Synthetic aperture radar comes of age


Beyond images: SAR’s precision tracking and mapping

In her presentations to New Mexico employees and to the community, Ireena Erteza offered a glimpse of why there is so much excitement about the capabilities of synthetic aperture radar (SAR). She has worked in Jack Jakowatz’s Radar Algorithm Development Laboratory Dept. 5912 for the past five of its 15 years. Much other SAR work is in Electronics Systems Center 2300.

SAR is a computed imaging technique, like medical tomography, relying on a "synthetic aperture" created by flying the device above the target area. Sandia first got started on SAR because of a strong radar hardware heritage for weapons systems. That expertise, based in Center 2300, has been coupled with Sandia’s strong signal processing research. That combination, said Ireena, "made it natural for Sandia to become a world leader in SAR systems."

"Through continued steady funding from DOE and an outstanding group of researchers, Sandia has been able to make significant contributions to the national radar community during the past decade and a half," said Ireena. "It is really inspiring to work with this group."

SAR was originally seen only as a day/night, all-weather imager. Sandia has made "significant enhancements to the imaging capabilities of SAR, but more important, we have shown the community that SAR offers much more than just imagery," she said.

The work has resulted in "many significant and unique capabilities" to exploit SAR imagery. In fact, she said the goal is to develop innovative techniques for exploiting SAR imagery, applied specifically to nuclear nonproliferation, arms control, and national security.

She showed two examples of innovative SAR products produced at Sandia:

Coherent change detection (CCD). CCD, developed at Sandia, compares a pair of SAR images taken of the same scene but at different times. "CCD allows us to detect physical changes on the order of a wavelength on the surface of a scene. A radar wavelength is measured in a few centimeters." She showed two SAR images of Hardin Field north of Sandia’s Tech Area 1 taken 20 minutes apart. The resulting computed comparison shows the path of a lawn mower and the footsteps of the operator walking around the machine and of two people walking diagonally across the field to lunch (from the bending of the grass).

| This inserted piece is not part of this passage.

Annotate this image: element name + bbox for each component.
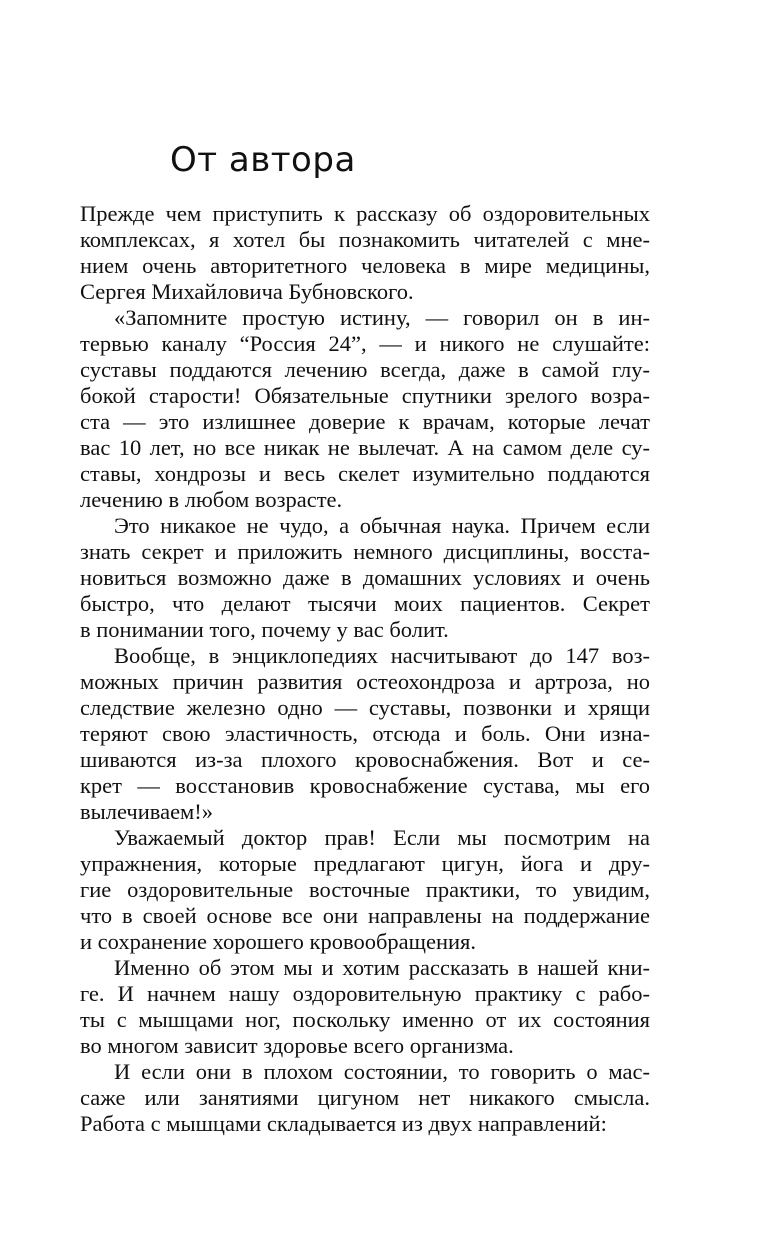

It even reveals the different positions of leaves on the tree caused by the wind. And this is from computed images made from an aircraft flying 10,000 feet up and three miles laterally away.

Interferometric terrain mapping.Here pairs of images are used to determine the heights of objects in a scene. Through a breakthrough in automation of a complicated technique called phase unwrapping, Sandia has been able to build completely automated terrain mapping systems. The aircraft-based system can in a day provide maps of a 30-square-mile area with height data every 3 meters and 0.8 meter relative accuracy.

"These high-accuracy maps are critical for security and military mission planning and training," said Ireena. Sandia’s new system produces maps that are more than 1,000 times more detailed than current maps that exist worldwide.

Concluded Ireena: "Sandia’s SAR program has produced many technical breakthroughs that give our nation information that couldn’t be obtained otherwise."